Moto worked in a military bank as a bank teller; she would exchange American money to Japanese yen on the Air Force Base. She met a man at this bank named Coy McAdory, (she called Mac) who was stationed in Japan as a soldier in the U.S. Air Force. Mac kept coming back to exchange money. Moto knew this man liked her, because out of all the bank tellers he kept coming back to see her. Finally one day he asked her out for a date. Dating in Japan was a difficult task with an American. Many of the old Japanese people did not like American soldiers. When they walked the streets of Tokyo, they could not walk together or hold hands. The Japanese men would spit at Mac because he wore a flight wing on his military shirt. The same feelings applied with the American soldiers. Mac had to get special permission from his commander to date Moto, then, he had to get permission from the Air Force to marry her. They were to go to Mississippi to meet his family and get married there. There was a lot of red tape to get married, she had to undergo background search for communism. Moto was afraid to go to Mississippi because she felt that the American people would hold animosities against the Japanese for the war. When she arrived in Jackson, Mississippi, she was approached by an elderly woman who welcomed her to Mississippi. Moto was very surprised that she was so nice to her. When Mac applied for marriage in Mississippi, they were not able to get married there. The state had a law in place where two people with different nationalities or race could not get married. They both went to Birmingham, Alabama for their marriage license.

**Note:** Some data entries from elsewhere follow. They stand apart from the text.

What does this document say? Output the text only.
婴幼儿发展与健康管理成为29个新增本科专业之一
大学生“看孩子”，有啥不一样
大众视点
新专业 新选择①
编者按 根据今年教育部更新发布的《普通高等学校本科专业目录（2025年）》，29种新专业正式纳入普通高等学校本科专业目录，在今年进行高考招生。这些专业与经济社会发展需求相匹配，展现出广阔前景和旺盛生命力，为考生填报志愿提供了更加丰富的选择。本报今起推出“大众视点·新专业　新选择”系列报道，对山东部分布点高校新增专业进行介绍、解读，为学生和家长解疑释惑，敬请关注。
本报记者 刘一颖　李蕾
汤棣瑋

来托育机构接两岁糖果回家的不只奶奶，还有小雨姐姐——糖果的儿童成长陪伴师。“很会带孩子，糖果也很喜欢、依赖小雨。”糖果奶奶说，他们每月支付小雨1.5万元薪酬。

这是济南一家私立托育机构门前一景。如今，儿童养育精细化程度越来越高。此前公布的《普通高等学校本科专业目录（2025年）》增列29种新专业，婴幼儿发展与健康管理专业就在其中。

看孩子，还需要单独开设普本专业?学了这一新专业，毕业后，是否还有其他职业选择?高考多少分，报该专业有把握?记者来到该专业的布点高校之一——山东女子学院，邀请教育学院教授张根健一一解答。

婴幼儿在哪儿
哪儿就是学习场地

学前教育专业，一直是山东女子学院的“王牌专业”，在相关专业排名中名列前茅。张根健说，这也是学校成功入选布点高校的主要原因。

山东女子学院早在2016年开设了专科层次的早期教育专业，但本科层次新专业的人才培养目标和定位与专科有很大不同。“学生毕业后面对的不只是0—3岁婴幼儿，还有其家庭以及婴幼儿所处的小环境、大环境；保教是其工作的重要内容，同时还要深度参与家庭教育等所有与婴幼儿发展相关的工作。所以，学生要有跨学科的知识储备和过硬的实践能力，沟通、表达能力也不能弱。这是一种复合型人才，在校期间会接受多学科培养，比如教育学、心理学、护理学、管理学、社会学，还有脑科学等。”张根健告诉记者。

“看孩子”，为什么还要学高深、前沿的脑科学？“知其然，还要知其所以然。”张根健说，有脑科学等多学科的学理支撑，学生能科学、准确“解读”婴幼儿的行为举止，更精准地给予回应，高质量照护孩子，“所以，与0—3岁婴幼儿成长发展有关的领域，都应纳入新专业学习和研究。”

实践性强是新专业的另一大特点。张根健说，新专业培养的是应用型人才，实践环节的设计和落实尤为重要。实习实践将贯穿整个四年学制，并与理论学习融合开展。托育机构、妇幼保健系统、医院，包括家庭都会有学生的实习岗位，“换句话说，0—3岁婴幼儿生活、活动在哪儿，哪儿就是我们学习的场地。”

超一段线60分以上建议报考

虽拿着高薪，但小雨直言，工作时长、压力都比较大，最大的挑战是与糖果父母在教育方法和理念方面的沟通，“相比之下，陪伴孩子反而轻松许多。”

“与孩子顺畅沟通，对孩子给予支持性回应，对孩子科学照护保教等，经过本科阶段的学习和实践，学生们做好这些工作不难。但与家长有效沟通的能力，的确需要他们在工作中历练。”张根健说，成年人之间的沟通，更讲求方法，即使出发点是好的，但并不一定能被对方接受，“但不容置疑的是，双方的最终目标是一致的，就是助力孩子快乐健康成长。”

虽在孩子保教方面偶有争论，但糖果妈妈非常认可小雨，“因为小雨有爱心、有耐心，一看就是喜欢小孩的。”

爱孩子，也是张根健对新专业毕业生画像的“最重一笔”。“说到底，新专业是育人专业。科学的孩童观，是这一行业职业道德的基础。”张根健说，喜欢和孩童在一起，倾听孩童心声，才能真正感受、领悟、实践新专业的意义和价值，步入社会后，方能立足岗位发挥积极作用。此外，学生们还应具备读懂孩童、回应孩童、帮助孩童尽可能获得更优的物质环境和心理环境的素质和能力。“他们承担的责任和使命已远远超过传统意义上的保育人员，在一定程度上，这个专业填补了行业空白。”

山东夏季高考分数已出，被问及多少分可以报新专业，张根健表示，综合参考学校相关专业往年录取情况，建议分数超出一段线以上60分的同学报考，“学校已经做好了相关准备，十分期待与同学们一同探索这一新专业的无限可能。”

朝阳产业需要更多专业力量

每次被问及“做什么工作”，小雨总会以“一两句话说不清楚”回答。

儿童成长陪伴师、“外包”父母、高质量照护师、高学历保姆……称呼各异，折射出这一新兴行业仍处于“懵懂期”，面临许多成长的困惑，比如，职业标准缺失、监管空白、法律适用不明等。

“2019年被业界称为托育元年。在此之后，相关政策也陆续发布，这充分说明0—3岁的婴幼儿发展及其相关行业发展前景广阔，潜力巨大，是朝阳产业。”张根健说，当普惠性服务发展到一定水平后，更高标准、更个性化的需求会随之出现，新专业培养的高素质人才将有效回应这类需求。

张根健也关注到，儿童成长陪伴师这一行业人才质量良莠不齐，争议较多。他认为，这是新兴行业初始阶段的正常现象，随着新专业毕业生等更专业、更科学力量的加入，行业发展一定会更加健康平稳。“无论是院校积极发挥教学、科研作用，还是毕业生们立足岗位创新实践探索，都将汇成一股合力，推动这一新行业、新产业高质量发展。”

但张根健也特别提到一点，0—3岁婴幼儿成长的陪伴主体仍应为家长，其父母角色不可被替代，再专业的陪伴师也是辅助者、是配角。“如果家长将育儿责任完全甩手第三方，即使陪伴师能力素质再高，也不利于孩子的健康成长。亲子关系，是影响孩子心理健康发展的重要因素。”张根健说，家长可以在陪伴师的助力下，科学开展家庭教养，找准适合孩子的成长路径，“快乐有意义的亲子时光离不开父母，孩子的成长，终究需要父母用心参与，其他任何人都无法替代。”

Mr. & Mrs. McAdory headed back to Japan, where Moto gave birth to two children, a daughter named Sara and a son named George. Moto’s brother, Kamio became a lawyer for a bank, her sisters, Toshiko and Kimie both married and moved to America. Toshiko owned commercial real estate in California and her husband worked as a landscape architect for President Richard Nixon and other Hollywood people. Kimie had Kimi’s Dog World where she trained dogs to go into the dog shows and a grooming company that she still works at today. Moto’s brother, Mitsugu became an electrical engineer and lived in California, Texas and moved to London England and retired working in Japan. Moto took culinary classes to become a professional chef. She learned to cook foods from different countries and not only was that her profession, but she really enjoyed cooking. She spent most of her entire life, moving from place to place on military bases working in mess halls, or catering halls. Her favorite work in Guam was baking cakes and decorating them. People from all around Guam would call on her to make special cakes for them. Moto had lived in Japan (three times), Ohio, Guam (twice) California (twice), Texas, Michigan, Virginia and finally Mississippi. Moto’s favorite cooking stories were at Zoli’s Restaurant where she cooked for customers who sat in front of her and watched her cook and they used to tell her that she had the best food in town. She later worked at Little Tokyo as a tempera chef. Moto fell and broke her arm two times at Little Tokyo, but still continued to cook at Little Tokyo. She remained there until she couldn’t work there anymore due to her second stroke, but they wanted her back so badly. Every time anyone visited Moto, she would want to cook for you. Even in her later years, she would cook for her grandchildren and great-grandchildren in her kitchen at home. When Moto wasn’t able to get up anymore, she kept apologizing for not being able to cook for them due to her third and fourth strokes. Moto was an extraordinary woman, tough, strong and everyone thought she was invincible.